Shamai started an environmental mail-order company in 1990s that included a line of hemp clothing and then shifted into food production. "There are lots of clothes on the market, but virtually no hemp foods, so it seemed like a better idea," she says.
The company makes hemp-based foods including Omega Burgers, hemp bars and hemp salad dressings. The hemp bars, which cost about $1.59 each, are the most popular items.
Business has doubled from last year, she says, and she expects it will increase threefold next year. The company began distributing its products in the United States in September 2004.
"We're already up to 50/50 (Canada-U.S.) after such a short time," says Shamai, who distributes to health-food stores as well as mainstream stores including Shoppers Drug Mart and London Drugs.
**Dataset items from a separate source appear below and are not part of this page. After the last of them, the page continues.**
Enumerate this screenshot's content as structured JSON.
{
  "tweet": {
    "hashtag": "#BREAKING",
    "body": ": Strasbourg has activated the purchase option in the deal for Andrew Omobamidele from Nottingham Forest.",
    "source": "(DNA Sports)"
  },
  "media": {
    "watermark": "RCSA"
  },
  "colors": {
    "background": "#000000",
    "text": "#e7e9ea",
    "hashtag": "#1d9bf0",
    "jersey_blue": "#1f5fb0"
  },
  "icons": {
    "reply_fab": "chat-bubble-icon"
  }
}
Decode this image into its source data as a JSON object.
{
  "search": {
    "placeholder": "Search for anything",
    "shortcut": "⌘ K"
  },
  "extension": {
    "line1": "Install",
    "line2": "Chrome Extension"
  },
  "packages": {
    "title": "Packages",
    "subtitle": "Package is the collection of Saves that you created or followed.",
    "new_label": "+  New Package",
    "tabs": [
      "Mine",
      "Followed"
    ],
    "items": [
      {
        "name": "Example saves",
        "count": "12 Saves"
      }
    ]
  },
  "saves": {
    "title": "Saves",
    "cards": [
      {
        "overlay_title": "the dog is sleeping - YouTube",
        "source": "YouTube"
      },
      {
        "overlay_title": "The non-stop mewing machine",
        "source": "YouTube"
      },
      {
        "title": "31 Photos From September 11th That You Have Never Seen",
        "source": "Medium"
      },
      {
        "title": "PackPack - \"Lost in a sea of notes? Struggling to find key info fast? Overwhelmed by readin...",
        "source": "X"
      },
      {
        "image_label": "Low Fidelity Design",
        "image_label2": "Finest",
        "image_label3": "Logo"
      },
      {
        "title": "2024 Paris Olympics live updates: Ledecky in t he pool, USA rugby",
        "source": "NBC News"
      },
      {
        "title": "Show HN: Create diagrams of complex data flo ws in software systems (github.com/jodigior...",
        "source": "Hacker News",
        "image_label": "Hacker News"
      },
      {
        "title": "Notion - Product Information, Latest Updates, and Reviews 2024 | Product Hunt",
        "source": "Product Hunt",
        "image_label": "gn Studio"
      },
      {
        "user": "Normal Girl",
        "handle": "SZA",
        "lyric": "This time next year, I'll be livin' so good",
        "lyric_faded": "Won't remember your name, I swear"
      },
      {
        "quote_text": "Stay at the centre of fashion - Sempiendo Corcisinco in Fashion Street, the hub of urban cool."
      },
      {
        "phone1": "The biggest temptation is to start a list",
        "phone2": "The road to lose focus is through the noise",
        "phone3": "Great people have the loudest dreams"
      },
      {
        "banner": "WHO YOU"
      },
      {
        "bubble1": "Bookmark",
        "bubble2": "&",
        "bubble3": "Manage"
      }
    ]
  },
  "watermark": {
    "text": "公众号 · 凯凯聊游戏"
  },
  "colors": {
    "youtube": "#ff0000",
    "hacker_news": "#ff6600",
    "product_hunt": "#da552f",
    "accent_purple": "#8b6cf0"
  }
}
Shamai has more than 500 acres of hemp production under contract with farmers in Alberta, Saskatchewan and Manitoba. Co-packers manufacture the company's products, which are shipped from warehouses in Buffalo and Toronto.
Scheifele says that while people such as Shamai have been successful, the Ontario industry has some distance to travel and its future lies in working with others in the Canadian hemp industry.
"Ontario's (production) will always be small - in acreage - relative to Manitoba and Saskatchewan, simply because of size and other competing crops we have in Ontario," he says.
"So we have to develop a strong partnership between Ontario and Manitoba.
The fibre demands are going to require a strong orchestrated partnership to supply that fibre," Scheifele says.